Assisting the organization across the Open Space required among other things, creating a story of sufficient magnitude that all parties (managers and Appeals officers) might find the room and space for the collective spirit to grow. And that story related to taxpayer confidence. To the extent that this new story might be embedded in the collective consciousness of Appeals (and of equal importance, in the larger IRS world), not only would the managers have an understandable place in the sun, but so would the Appeals Officers. For taxpayer confidence clearly cannot be maintained when those who are directly responsible for the interface operate with any less than the highest professional standards. For Appeals Officers this would provide both reason and impetus to maintain and upgrade their own standards of excellence. For the managers, the New Story implies, indeed requires, a rather different way of managing. No longer is it simply a question of pushing the largest number of cases through in the shortest possible time, but now it becomes absolutely essential to play a supportive, nurturing role relative to the Appeals Officers which creates a positive working environment in which the work is not only done, but done with distinction. The managers must learn to manage by indirection, and not by telling in fine detail just what to do.

The actual tactics in this case may appear so simple as to be hardly of consequence. In essence, there were three points. First, Howard Martin continued to spread the idea (story) of the independence of Appeals, thus providing the necessary space for some freedom of movement and development. Second, in order to provide the rationale and justification for that independence, the whole concept of taxpayer confidence and Appeals' central role in relationship to that, was articulated at all possible points. And third, as a concrete means of telling (ritualizing) the New Story, the creation of a Taxpayer Confidence Index was introduced as a central objective for the coming fiscal year with the understanding that once created, it would then be used as a critical part of the evaluation of specific offices.
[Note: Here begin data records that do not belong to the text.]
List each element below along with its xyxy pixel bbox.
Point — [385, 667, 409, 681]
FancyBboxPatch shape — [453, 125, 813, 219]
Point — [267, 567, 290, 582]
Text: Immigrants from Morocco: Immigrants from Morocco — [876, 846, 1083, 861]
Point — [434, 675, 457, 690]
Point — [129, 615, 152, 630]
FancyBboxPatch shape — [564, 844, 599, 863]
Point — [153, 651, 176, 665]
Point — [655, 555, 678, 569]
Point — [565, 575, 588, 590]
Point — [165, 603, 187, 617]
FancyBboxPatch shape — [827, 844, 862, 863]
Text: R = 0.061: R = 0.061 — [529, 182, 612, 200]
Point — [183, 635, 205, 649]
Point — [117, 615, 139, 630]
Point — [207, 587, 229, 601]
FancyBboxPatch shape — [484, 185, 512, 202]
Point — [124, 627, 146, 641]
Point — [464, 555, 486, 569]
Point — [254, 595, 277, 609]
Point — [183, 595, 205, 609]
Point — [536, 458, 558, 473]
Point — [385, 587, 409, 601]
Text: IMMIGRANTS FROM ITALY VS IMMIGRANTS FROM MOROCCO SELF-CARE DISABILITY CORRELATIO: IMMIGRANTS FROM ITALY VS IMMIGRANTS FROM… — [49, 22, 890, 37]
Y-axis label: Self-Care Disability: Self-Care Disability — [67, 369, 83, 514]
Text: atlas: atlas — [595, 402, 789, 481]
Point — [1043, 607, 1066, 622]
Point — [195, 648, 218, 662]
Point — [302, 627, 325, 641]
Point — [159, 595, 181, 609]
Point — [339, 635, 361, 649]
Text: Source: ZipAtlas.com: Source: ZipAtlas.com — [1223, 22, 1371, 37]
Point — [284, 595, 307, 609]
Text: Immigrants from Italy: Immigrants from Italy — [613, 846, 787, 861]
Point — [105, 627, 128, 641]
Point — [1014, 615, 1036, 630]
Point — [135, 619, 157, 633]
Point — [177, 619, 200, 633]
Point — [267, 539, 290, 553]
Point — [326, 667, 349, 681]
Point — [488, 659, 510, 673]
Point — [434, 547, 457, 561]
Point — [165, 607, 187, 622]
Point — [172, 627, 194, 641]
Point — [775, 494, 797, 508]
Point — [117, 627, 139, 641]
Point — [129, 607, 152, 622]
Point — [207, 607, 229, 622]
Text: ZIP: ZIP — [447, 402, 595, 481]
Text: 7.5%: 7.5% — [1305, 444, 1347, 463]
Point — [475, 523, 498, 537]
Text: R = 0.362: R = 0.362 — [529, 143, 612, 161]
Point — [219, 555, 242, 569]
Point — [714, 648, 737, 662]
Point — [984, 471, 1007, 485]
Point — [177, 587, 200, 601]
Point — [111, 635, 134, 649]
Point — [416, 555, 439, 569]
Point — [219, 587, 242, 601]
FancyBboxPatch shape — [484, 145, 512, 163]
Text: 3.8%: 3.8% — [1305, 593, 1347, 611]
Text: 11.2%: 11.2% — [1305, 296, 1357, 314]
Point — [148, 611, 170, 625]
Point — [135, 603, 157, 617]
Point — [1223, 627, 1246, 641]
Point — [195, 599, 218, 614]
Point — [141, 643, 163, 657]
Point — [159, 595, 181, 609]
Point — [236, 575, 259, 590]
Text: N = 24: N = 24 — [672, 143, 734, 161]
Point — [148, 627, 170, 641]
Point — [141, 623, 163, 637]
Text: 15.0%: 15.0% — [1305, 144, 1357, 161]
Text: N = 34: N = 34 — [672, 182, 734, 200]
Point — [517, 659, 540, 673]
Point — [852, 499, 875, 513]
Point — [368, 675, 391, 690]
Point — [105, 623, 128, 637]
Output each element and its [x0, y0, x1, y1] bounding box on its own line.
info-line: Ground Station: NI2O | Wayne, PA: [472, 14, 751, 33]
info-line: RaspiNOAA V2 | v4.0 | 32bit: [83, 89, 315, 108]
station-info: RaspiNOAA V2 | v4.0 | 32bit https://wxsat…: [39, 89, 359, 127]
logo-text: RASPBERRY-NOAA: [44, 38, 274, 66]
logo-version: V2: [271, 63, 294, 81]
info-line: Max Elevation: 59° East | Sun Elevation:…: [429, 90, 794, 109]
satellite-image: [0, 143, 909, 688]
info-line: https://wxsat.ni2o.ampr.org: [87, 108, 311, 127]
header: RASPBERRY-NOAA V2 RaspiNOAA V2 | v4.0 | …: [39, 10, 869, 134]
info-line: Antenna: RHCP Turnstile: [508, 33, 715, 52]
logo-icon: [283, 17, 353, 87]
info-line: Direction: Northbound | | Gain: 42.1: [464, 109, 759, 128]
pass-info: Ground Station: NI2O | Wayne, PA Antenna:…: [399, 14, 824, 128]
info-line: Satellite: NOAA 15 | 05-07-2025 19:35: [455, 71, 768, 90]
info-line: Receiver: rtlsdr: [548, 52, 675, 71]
Given this "meta strategy" which revolves around the creation and embedding of a New Story, a new vision of what the business is, a number of other more concrete activities may be entered upon within the newly created context. These might include management training programs to impart the idea of "management by indirection," task forces to upgrade and strengthen the self perception of the secretaries and clerks, making them more effectively part of the team, the creation of the Institute of Certified Appeals Officers, and a number of others. It should be noted, however, that none of these more "practical" innovations could be really effective in and of themselves. They all become meaningful and powerful only within the larger context as concrete expressions of the New Story. Thus, these innovations make the Story real, but at the same time, they become possible only in the context of that story.

As I indicated at the beginning, the time elapsed from the point of intervention until now is not sufficient to permit long term assessment. However, Howard Martin's (the director) perception of what has happened and the likely results follows:

"Though many of your specific ideas have not been implemented, the principal one has been implemented. You assisted us to identify the actual role of Appeals in the Internal Revenue Service. We learned from this that we could establish our identity by telling our story as we believed it should be, i.e., an independent professional body to thoroughly and impartially consider tax disputes. After we started defining our role as an independent quasi-judicial body, the Tax Division of the AICPA (American Institute of Certified Public Accountants) and the Tax Section of the ABA (American Bar Association) also adopted this, as well as many officials within the IRS. All of this storytelling has defined our role now and in the future, and a much healthier organization has resulted. With your assistance, we were able to take the initiative and design our future rather than reacting to others. . .Finally, the approach was so very effective that the organization seems to be demanding change, at least not resisting it, and is open to improvements."